A certified class-action lawsuit that alleges that the Canadian Imperial Bank of Commerce (CIBC) had “vague” wording and “inappropriate” penalties in its mortgage contracts continues to wind its way through the courts, the lawyer working for the representative plaintiff told Business in Vancouver May 13.

CIBC (TSX:CM) is appealing the case, saying that it should not be certified as a class action. That appeal is expected to be heard by the end of 2015 or in early 2016, said Kieran Bridge, who is a principal at Kieran A.G. Bridge Law Corp.

Recent developments, since Business in Vancouver first covered the lawsuit in August 2014 , include B.C. Supreme Court Justice Jeanne Watchuk’s March 31 ruling that accepts Bridge’s definition of who is eligible to be included as part of the class and Bridge’s contention that punitive damages are appropriate.

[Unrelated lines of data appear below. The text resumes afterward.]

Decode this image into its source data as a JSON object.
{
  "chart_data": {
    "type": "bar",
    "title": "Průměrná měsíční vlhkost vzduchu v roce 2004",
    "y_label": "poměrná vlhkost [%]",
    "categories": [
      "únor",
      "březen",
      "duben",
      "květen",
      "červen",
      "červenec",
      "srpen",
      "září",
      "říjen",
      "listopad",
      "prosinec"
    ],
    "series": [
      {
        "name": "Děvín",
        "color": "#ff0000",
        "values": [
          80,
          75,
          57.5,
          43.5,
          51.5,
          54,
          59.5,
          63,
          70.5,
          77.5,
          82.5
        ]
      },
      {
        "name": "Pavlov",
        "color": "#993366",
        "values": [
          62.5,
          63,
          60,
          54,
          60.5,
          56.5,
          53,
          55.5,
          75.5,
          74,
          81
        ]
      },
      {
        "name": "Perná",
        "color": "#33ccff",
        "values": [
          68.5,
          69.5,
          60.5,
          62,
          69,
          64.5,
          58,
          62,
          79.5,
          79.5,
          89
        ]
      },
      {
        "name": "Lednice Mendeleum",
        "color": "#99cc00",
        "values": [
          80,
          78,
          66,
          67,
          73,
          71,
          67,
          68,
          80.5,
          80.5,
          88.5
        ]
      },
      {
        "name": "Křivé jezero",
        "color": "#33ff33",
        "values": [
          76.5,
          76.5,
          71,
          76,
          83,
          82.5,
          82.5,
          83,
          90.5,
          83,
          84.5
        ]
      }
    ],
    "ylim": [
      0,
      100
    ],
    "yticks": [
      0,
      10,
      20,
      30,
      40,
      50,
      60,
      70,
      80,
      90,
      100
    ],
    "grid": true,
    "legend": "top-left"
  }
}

“That does not mean that punitive damages will be awarded at this stage,” Bridge told BIV. “We’re still in the early days of this. Her ruling was that punitive damages are appropriate for a class action.”

At least 52,200 British Columbians will be entitled to refund cheques from CIBC if Bridge’s class-action lawsuit succeeds, he said.

The representative plaintiff in the case is Victoria resident Erin Sherry, who wanted out of a CIBC mortgage when her marriage dissolved.

The bank hit her with $47,869 in fees because she was only two years into a 10-year mortgage and interest rates had fallen between the time Sherry had committed to the mortgage and when she wanted to break it.

Her argument to get out of paying those fees is twofold, Bridge told BIV last year.

Sherry’s first argument is that the language in the mortgage document from CIBC's CIBC Mortgage Inc. subsidiary was so vague that it rendered the contract legally unenforceable.

Her other argument is that the mathematical formula that the bank used is improper, Bridge said.

“If an appropriate formula was used then the penalty would have been less.”